Ficou conhecido depois do lançamento do livro.
Sim, comecei a ser convidado para imensos programas de televisão bastante conhecidos, como o “Today Show”, passei a dar entrevistas para jornais sempre sobre esta nossa geração e o que é que os empregadores precisavam de saber sobre nós. Nós temos de compreender os empregadores, mas eles também têm de perceber como é que funcionamos enquanto profissionais. Fui escrevendo mais livros e a aparecer mais, até que isto evoluiu a um ponto em que comecei a dar palestras por todo mundo, a fazer consultoria para empresas que viam na nossa geração um desafio.
Foi aí que criou o seu centro de investigação?
Exatamente. Começámos a desenvolver imensas investigações a um nível muito avançado, sempre com o intuito de ajudar as pessoas a desmistificar todas as generalizações sobre uma geração que não era, nem é ainda, bem compreendida.
Assim proporcionámos a informação que comprova ou não o que as empresas e os indivíduos encaravam como verdades. Surgiu o nosso centro de investigação “The Center for Generational Kinetics” com acesso a dados de todo o mundo que tem como intuito ajudar as organizações a perceberem quem são os Millennials, como é que se pode dar-lhes emprego, como dirigir o marketing para eles, mas também ajudar os Millennials a conhecerem as outras gerações.
Foi uma vaga de profissionais completamente diferentes a chegar ao mercado de trabalho.
Exatamente. Durante vários anos peguei na minha experiência e escrevi para os jovens da Geração Y sobre como encontrar um bom emprego, sobre como é que poderíamos descobrir o que fazer com as nossas vidas. Mais ou menos há 10 anos, grandes empresas começaram a contactar-me e a pedir ajuda, porque estavam a contratar pessoas da minha geração mas não sabiam como lidar com elas, diziam que os estavam a deixar malucos. (risos)
Compreensível, no mínimo. O que lhes fazia mais confusão?

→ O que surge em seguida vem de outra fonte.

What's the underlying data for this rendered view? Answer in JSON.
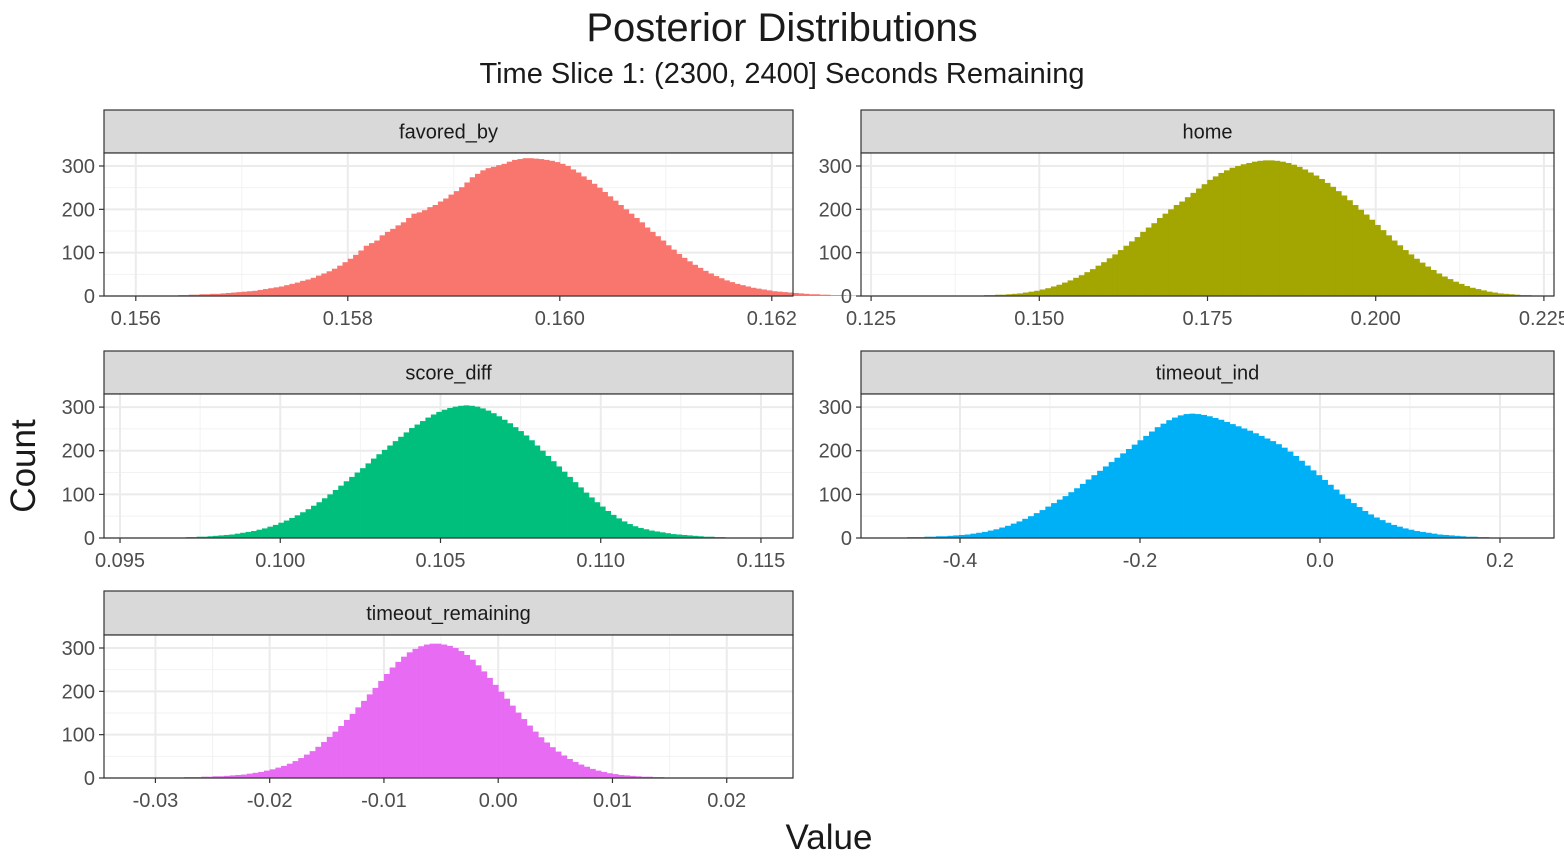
{
  "title": "Posterior Distributions",
  "subtitle": "Time Slice 1: (2300, 2400] Seconds Remaining",
  "xlabel": "Value",
  "ylabel": "Count",
  "chart_data": {
    "type": "bar",
    "subtype": "histogram-facets",
    "grid": true,
    "legend": "none",
    "facets": [
      {
        "name": "favored_by",
        "color": "#F8766D",
        "xlim": [
          0.1557,
          0.1622
        ],
        "xticks": [
          "0.156",
          "0.158",
          "0.160",
          "0.162"
        ],
        "ylim": [
          0,
          330
        ],
        "yticks": [
          "0",
          "100",
          "200",
          "300"
        ],
        "x_start": 0.1557,
        "binwidth": 5e-05,
        "counts": [
          0,
          0,
          0,
          0,
          0,
          0,
          0,
          0,
          0,
          0,
          0,
          0,
          0,
          0,
          2,
          2,
          3,
          3,
          4,
          4,
          5,
          5,
          6,
          7,
          8,
          9,
          10,
          11,
          12,
          14,
          16,
          18,
          20,
          22,
          25,
          28,
          31,
          35,
          38,
          42,
          47,
          52,
          57,
          63,
          70,
          78,
          86,
          95,
          105,
          116,
          122,
          128,
          140,
          148,
          155,
          163,
          170,
          180,
          190,
          193,
          198,
          205,
          210,
          218,
          225,
          234,
          242,
          251,
          262,
          274,
          282,
          290,
          295,
          298,
          302,
          305,
          310,
          314,
          316,
          318,
          318,
          317,
          316,
          314,
          312,
          309,
          305,
          300,
          292,
          285,
          276,
          268,
          259,
          250,
          240,
          230,
          220,
          210,
          200,
          190,
          180,
          170,
          158,
          148,
          138,
          128,
          117,
          107,
          97,
          88,
          80,
          72,
          65,
          58,
          52,
          46,
          41,
          36,
          32,
          28,
          25,
          22,
          19,
          17,
          15,
          13,
          11,
          10,
          9,
          8,
          7,
          6,
          5,
          4,
          4,
          3,
          3,
          2,
          2,
          2,
          1,
          1,
          1,
          0,
          0,
          0
        ]
      },
      {
        "name": "home",
        "color": "#A3A500",
        "xlim": [
          0.1235,
          0.2265
        ],
        "xticks": [
          "0.125",
          "0.150",
          "0.175",
          "0.200",
          "0.225"
        ],
        "ylim": [
          0,
          330
        ],
        "yticks": [
          "0",
          "100",
          "200",
          "300"
        ],
        "x_start": 0.1235,
        "binwidth": 0.00083,
        "counts": [
          0,
          0,
          0,
          0,
          0,
          0,
          0,
          0,
          0,
          0,
          0,
          0,
          0,
          0,
          0,
          0,
          0,
          0,
          1,
          1,
          1,
          1,
          2,
          2,
          3,
          3,
          4,
          5,
          6,
          8,
          10,
          12,
          15,
          18,
          22,
          26,
          31,
          36,
          42,
          48,
          55,
          62,
          70,
          78,
          87,
          96,
          106,
          116,
          126,
          136,
          148,
          158,
          168,
          180,
          190,
          200,
          210,
          218,
          228,
          238,
          248,
          258,
          268,
          276,
          284,
          290,
          296,
          300,
          304,
          307,
          310,
          312,
          313,
          313,
          312,
          310,
          307,
          303,
          298,
          292,
          285,
          278,
          270,
          261,
          252,
          242,
          232,
          221,
          210,
          199,
          188,
          176,
          164,
          152,
          140,
          128,
          117,
          106,
          96,
          86,
          77,
          68,
          60,
          52,
          45,
          39,
          33,
          28,
          23,
          19,
          16,
          13,
          10,
          8,
          6,
          5,
          4,
          3,
          2,
          2,
          1,
          1,
          1,
          0,
          0,
          0
        ]
      },
      {
        "name": "score_diff",
        "color": "#00BF7D",
        "xlim": [
          0.0945,
          0.116
        ],
        "xticks": [
          "0.095",
          "0.100",
          "0.105",
          "0.110",
          "0.115"
        ],
        "ylim": [
          0,
          330
        ],
        "yticks": [
          "0",
          "100",
          "200",
          "300"
        ],
        "x_start": 0.0945,
        "binwidth": 0.00017,
        "counts": [
          0,
          0,
          0,
          0,
          0,
          0,
          0,
          0,
          0,
          0,
          0,
          1,
          1,
          1,
          1,
          2,
          2,
          3,
          3,
          4,
          5,
          6,
          7,
          8,
          10,
          12,
          14,
          16,
          19,
          22,
          26,
          30,
          35,
          40,
          46,
          52,
          59,
          66,
          74,
          82,
          91,
          100,
          110,
          120,
          130,
          140,
          150,
          160,
          171,
          182,
          192,
          202,
          212,
          222,
          232,
          242,
          252,
          260,
          268,
          276,
          283,
          289,
          294,
          298,
          301,
          303,
          304,
          303,
          301,
          297,
          292,
          286,
          279,
          271,
          263,
          254,
          245,
          235,
          224,
          212,
          200,
          188,
          176,
          164,
          152,
          140,
          128,
          116,
          104,
          93,
          82,
          72,
          62,
          53,
          45,
          38,
          32,
          27,
          23,
          20,
          17,
          15,
          13,
          11,
          9,
          8,
          7,
          6,
          5,
          4,
          3,
          3,
          2,
          2,
          1,
          1,
          1,
          0,
          0,
          0
        ]
      },
      {
        "name": "timeout_ind",
        "color": "#00B0F6",
        "xlim": [
          -0.51,
          0.26
        ],
        "xticks": [
          "-0.4",
          "-0.2",
          "0.0",
          "0.2"
        ],
        "ylim": [
          0,
          330
        ],
        "yticks": [
          "0",
          "100",
          "200",
          "300"
        ],
        "x_start": -0.51,
        "binwidth": 0.0064,
        "counts": [
          0,
          0,
          0,
          1,
          1,
          1,
          1,
          1,
          2,
          2,
          2,
          3,
          3,
          4,
          4,
          5,
          6,
          7,
          8,
          10,
          12,
          14,
          17,
          20,
          24,
          28,
          33,
          38,
          44,
          50,
          57,
          64,
          72,
          80,
          88,
          96,
          105,
          114,
          124,
          134,
          144,
          154,
          164,
          174,
          184,
          194,
          204,
          214,
          224,
          234,
          244,
          254,
          262,
          270,
          276,
          281,
          284,
          285,
          284,
          282,
          279,
          275,
          271,
          266,
          261,
          256,
          251,
          246,
          240,
          234,
          228,
          222,
          215,
          207,
          198,
          188,
          177,
          166,
          155,
          144,
          133,
          122,
          111,
          100,
          90,
          80,
          71,
          62,
          54,
          47,
          41,
          35,
          30,
          26,
          22,
          19,
          16,
          14,
          12,
          10,
          8,
          7,
          6,
          5,
          4,
          3,
          3,
          2,
          2,
          1,
          1,
          1,
          1,
          0,
          0,
          0
        ]
      },
      {
        "name": "timeout_remaining",
        "color": "#E76BF3",
        "xlim": [
          -0.0345,
          0.0258
        ],
        "xticks": [
          "-0.03",
          "-0.02",
          "-0.01",
          "0.00",
          "0.01",
          "0.02"
        ],
        "ylim": [
          0,
          330
        ],
        "yticks": [
          "0",
          "100",
          "200",
          "300"
        ],
        "x_start": -0.0345,
        "binwidth": 0.0005,
        "counts": [
          0,
          0,
          0,
          0,
          0,
          0,
          0,
          0,
          0,
          0,
          1,
          1,
          1,
          1,
          2,
          2,
          2,
          3,
          3,
          4,
          4,
          5,
          6,
          7,
          8,
          10,
          12,
          14,
          17,
          20,
          24,
          28,
          33,
          39,
          46,
          54,
          62,
          72,
          83,
          95,
          107,
          120,
          134,
          148,
          163,
          178,
          193,
          208,
          224,
          240,
          255,
          268,
          280,
          290,
          298,
          304,
          308,
          310,
          310,
          308,
          305,
          300,
          293,
          284,
          273,
          260,
          246,
          231,
          215,
          199,
          183,
          167,
          151,
          136,
          121,
          107,
          94,
          82,
          71,
          61,
          52,
          44,
          37,
          31,
          26,
          21,
          17,
          14,
          11,
          9,
          7,
          6,
          5,
          4,
          3,
          3,
          2,
          2,
          1,
          1,
          1,
          1,
          0,
          0,
          0
        ]
      }
    ]
  }
}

Diziam-me “Ei nós não sabemos como lidar com esta gente, as calças caem-lhes pelo rabo, ainda dependem dos pais, querem imenso tempo livre, não parecem leais, querem logo chegar a gerentes e a posições de liderança, mas depois querem mudar de trabalho passado um mês. Precisamos de ajuda”. Ora, isto fez-me pensar: Será que isto é mesmo verdade? Não quis assumir que esta fosse a realidade e foi isso que me fez juntar uma equipa e recolher informação de empregadores de todo o mundo, desde dados governamentais, a qualquer outro tipo de informações que pudéssemos recolher para nos ajudar a descobrir se os Millennials eram assim tão diferentes e se sim, como e quão diferentes são das anteriores gerações.

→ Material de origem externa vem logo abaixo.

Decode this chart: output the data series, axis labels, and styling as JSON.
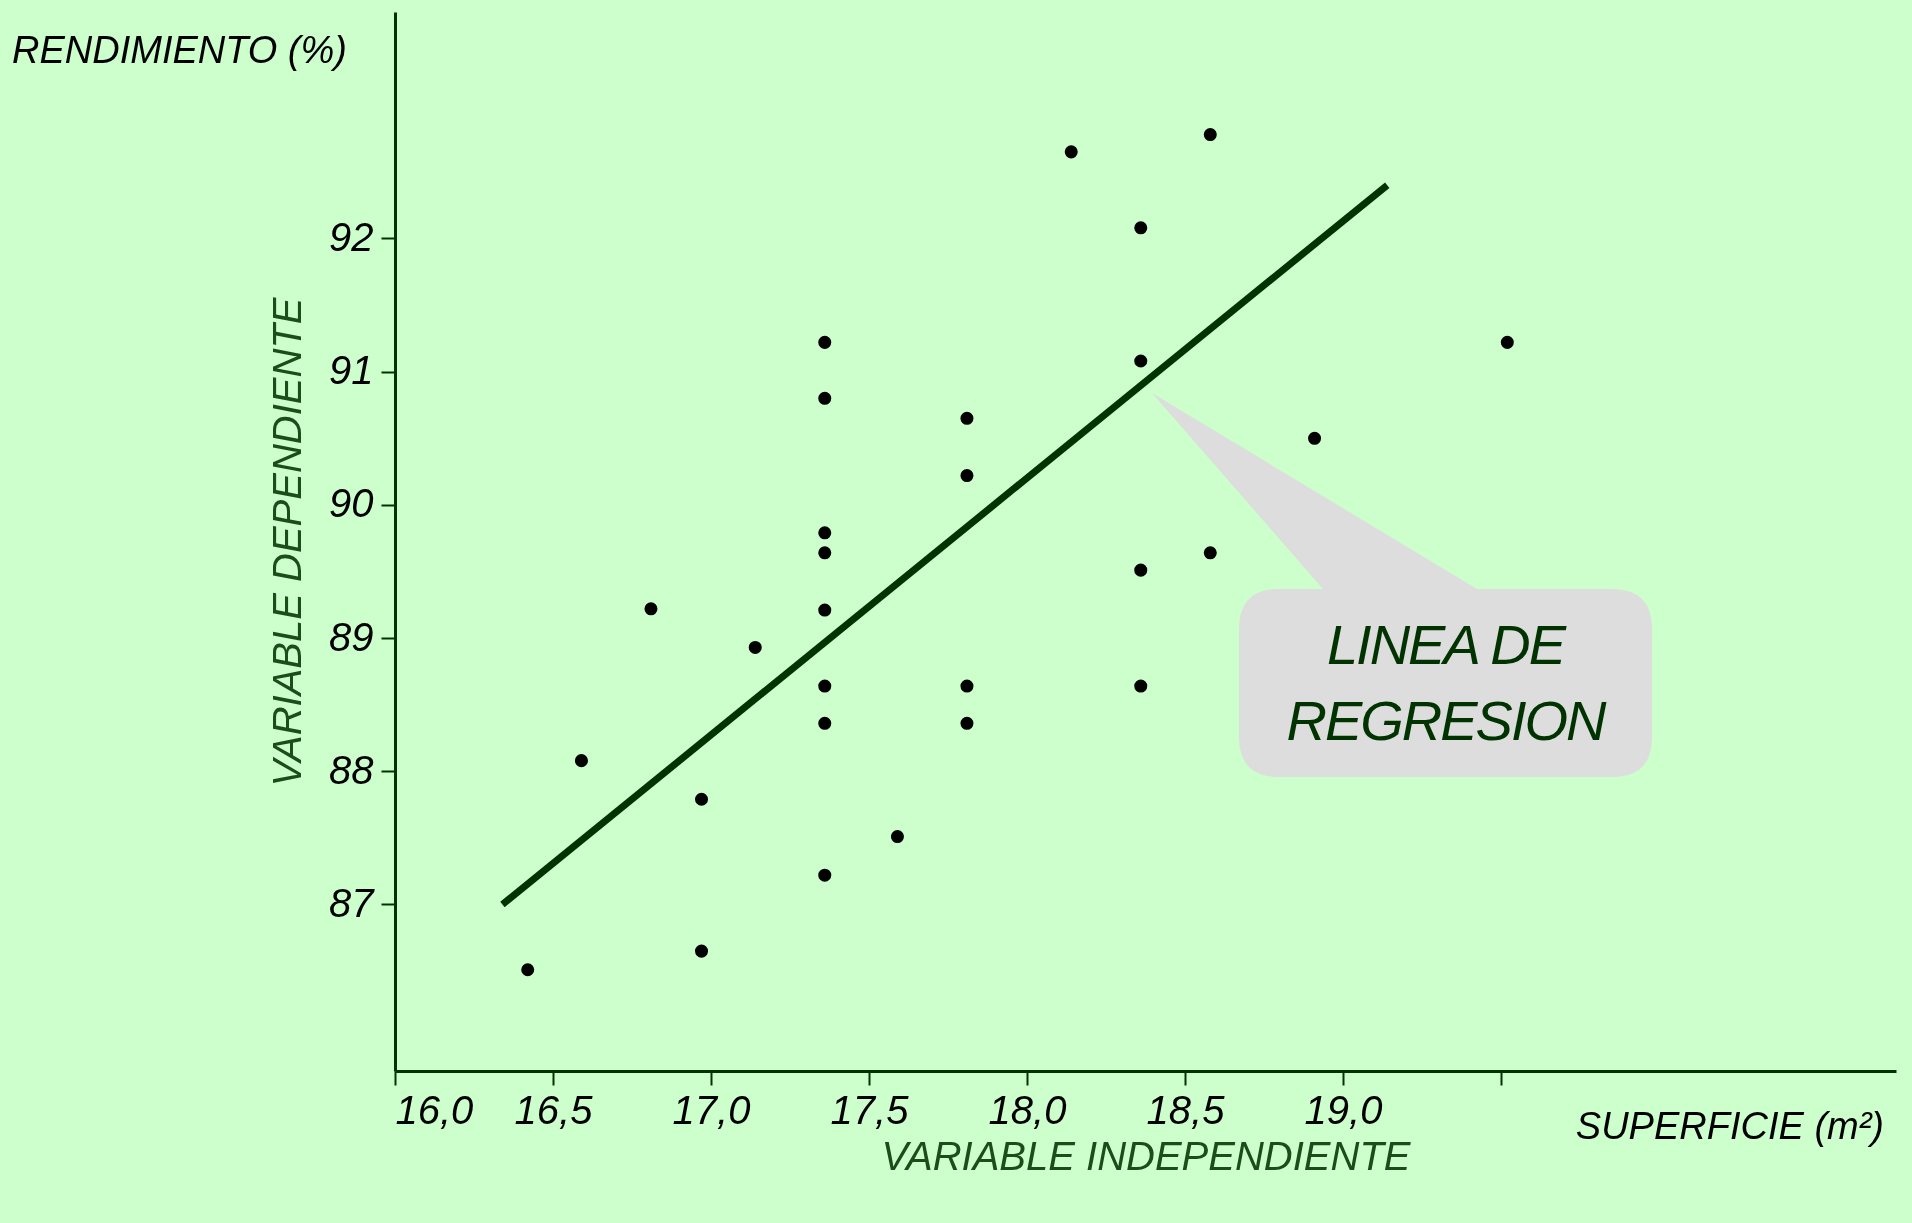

Mas esta geração está em desenvolvimento. Os Millennials de há dez anos são diferentes dos de hoje.
Absolutamente. Tocaste num ponto fundamental. Há muita gente que pergunta “quem são os Millennials?” e as respostas costumam rondar : “Oh são aqueles miúdos de 25 anos que se sentam em cafés, calçados com havaianas” mas o que sabemos é que os Millennials são agora muito mais velhos, alguns já estão a meio dos 30. É importante perceber que eles apesar de crescerem, continuam a fazer parte da mesma geração. Não deixam de ser Millennials só porque já passaram os 30 anos. E tem de se entender que as pessoas vão evoluindo, vão crescendo e isso significa que estão a passar por diferentes estádios da vida. Conforme vão passando por novos estádios, começam a ter um aspeto e um comportamento diferente em função deles. Estamos sempre a evoluir.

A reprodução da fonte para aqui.